Cotton is a major cash crop cultivated in many parts of the globe, including Ghana. It is a soft, stable fibre shrub native to tropical and sub-tropical regions around the world, including the Americas, India and Africa.
In Africa, the export of raw cotton is occasioned by the absence of any significant domestic textile industry to add value to the cotton grown by the numerous smallholder farmers and the need to earn foreign exchange.
As a form of employment, farmers, mostly in the three northern regions, engage in the production of cotton to increase their incomes.
Large-scale cotton production by the then Cotton Development Board of the Ministry of Agriculture started in 1968, long after many countries in West Africa, such as Mali, Burkina Faso, Benin, Togo and Cote d'Ivoire had done so.
The successes achieved in these countries in terms of production continue to serve as benchmarks for Ghana. For instance, while Ghana only managed to produce 36,000 tonnes of seed cotton in 2006/7, Burkina Faso produced a colossal 700,000 tonnes.

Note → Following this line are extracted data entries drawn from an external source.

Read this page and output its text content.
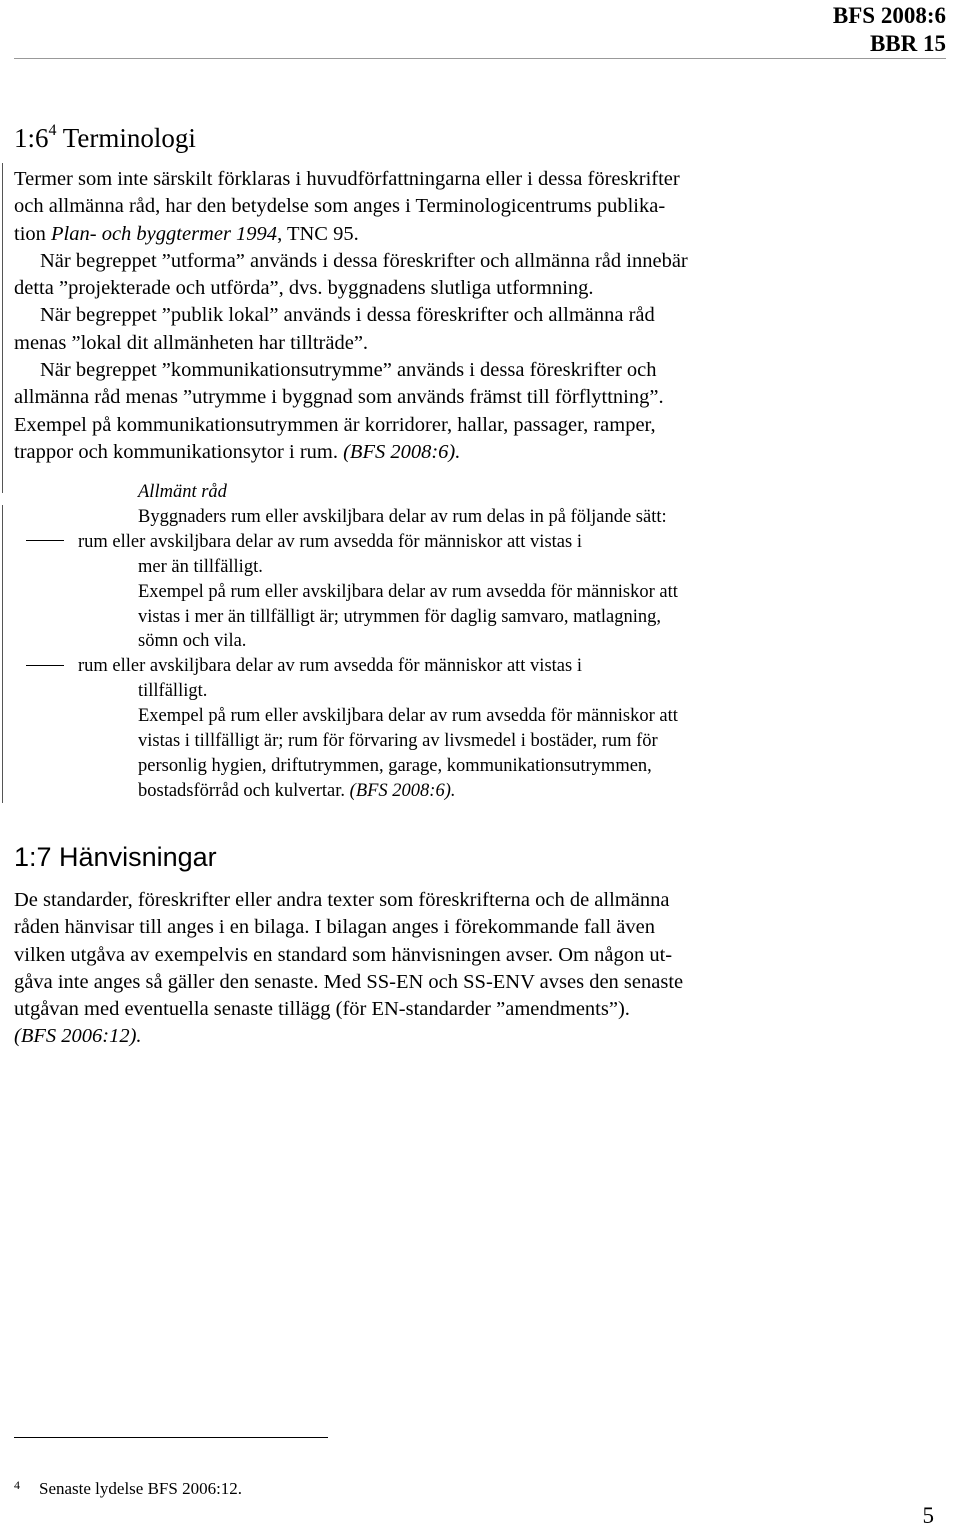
BFS 2008:6
BBR 15
$1:6^4$ Terminologi
Termer som inte särskilt förklaras i huvudförfattningarna eller i dessa föreskrifter
och allmänna råd, har den betydelse som anges i Terminologicentrums publika-
tion Plan- och byggtermer 1994, TNC 95.
När begreppet ”utforma” används i dessa föreskrifter och allmänna råd innebär
detta ”projekterade och utförda”, dvs. byggnadens slutliga utformning.
När begreppet ”publik lokal” används i dessa föreskrifter och allmänna råd
menas ”lokal dit allmänheten har tillträde”.
När begreppet ”kommunikationsutrymme” används i dessa föreskrifter och
allmänna råd menas ”utrymme i byggnad som används främst till förflyttning”.
Exempel på kommunikationsutrymmen är korridorer, hallar, passager, ramper,
trappor och kommunikationsytor i rum. (BFS 2008:6).
Allmänt råd
Byggnaders rum eller avskiljbara delar av rum delas in på följande sätt:
rum eller avskiljbara delar av rum avsedda för människor att vistas i
mer än tillfälligt.
Exempel på rum eller avskiljbara delar av rum avsedda för människor att
vistas i mer än tillfälligt är; utrymmen för daglig samvaro, matlagning,
sömn och vila.
rum eller avskiljbara delar av rum avsedda för människor att vistas i
tillfälligt.
Exempel på rum eller avskiljbara delar av rum avsedda för människor att
vistas i tillfälligt är; rum för förvaring av livsmedel i bostäder, rum för
personlig hygien, driftutrymmen, garage, kommunikationsutrymmen,
bostadsförråd och kulvertar. (BFS 2008:6).
1:7 Hänvisningar
De standarder, föreskrifter eller andra texter som föreskrifterna och de allmänna
råden hänvisar till anges i en bilaga. I bilagan anges i förekommande fall även
vilken utgåva av exempelvis en standard som hänvisningen avser. Om någon ut-
gåva inte anges så gäller den senaste. Med SS-EN och SS-ENV avses den senaste
utgåvan med eventuella senaste tillägg (för EN-standarder ”amendments”).
(BFS 2006:12).
4 Senaste lydelse BFS 2006:12.
5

The fortunes of the Ghana Cotton Company Limited (GCCL) have drastically declined over the years due to both internal and external factors, including little attention paid by successive governments to the sector, the absence of subsidies for cotton farmers, high interest rates on loans for agriculture, poor loan recovery from farmers, mismanagement and, above all, a bearish world market price for the commodity.
The effect is that the once booming textile industry is now a pale shadow of itself. The few firms still in operation now must depend heavily on raw material imports. Cheap imported textile products price out those of local firms on the market.
The Daily Graphic, therefore, calls on the government to support the GCCL to deliver on its mandate.
We share in the concerns expressed by cotton farmers over the neglect of the sector by the Ministry of Food and Agriculture during the National Farmers Day.
This is because no mention was made at all about the contribution of cotton farmers to the economic development of the country, much less a category award in the awards scheme to recognise the contribution of cotton farmers.
We are also unhappy with the seeming neglect of the sector and call on the authorities to pay special attention to the sector in subsequent awards if this was an oversight.
As things stand now, the GCCL is not able to attract more outgrowers to feed it, while inadequate support to farmers, coupled with untimely delivery, negatively affects yields.
To support the cultivation of cotton in the country, we suggest the formation of cotton producer groups, the development of animal traction, pre-financing of farmers and subsidies on agricultural inputs to reduce cost of production.
As a long-term strategy, it is prudent to work towards the establishment of an autonomous sustainable revolving fund that will support the activities of cotton farmers.
The government will not only alleviate poverty and reduce unemployment if it revamps the cotton sub-sector; its decision and action will also be a right direction to diversify the economy.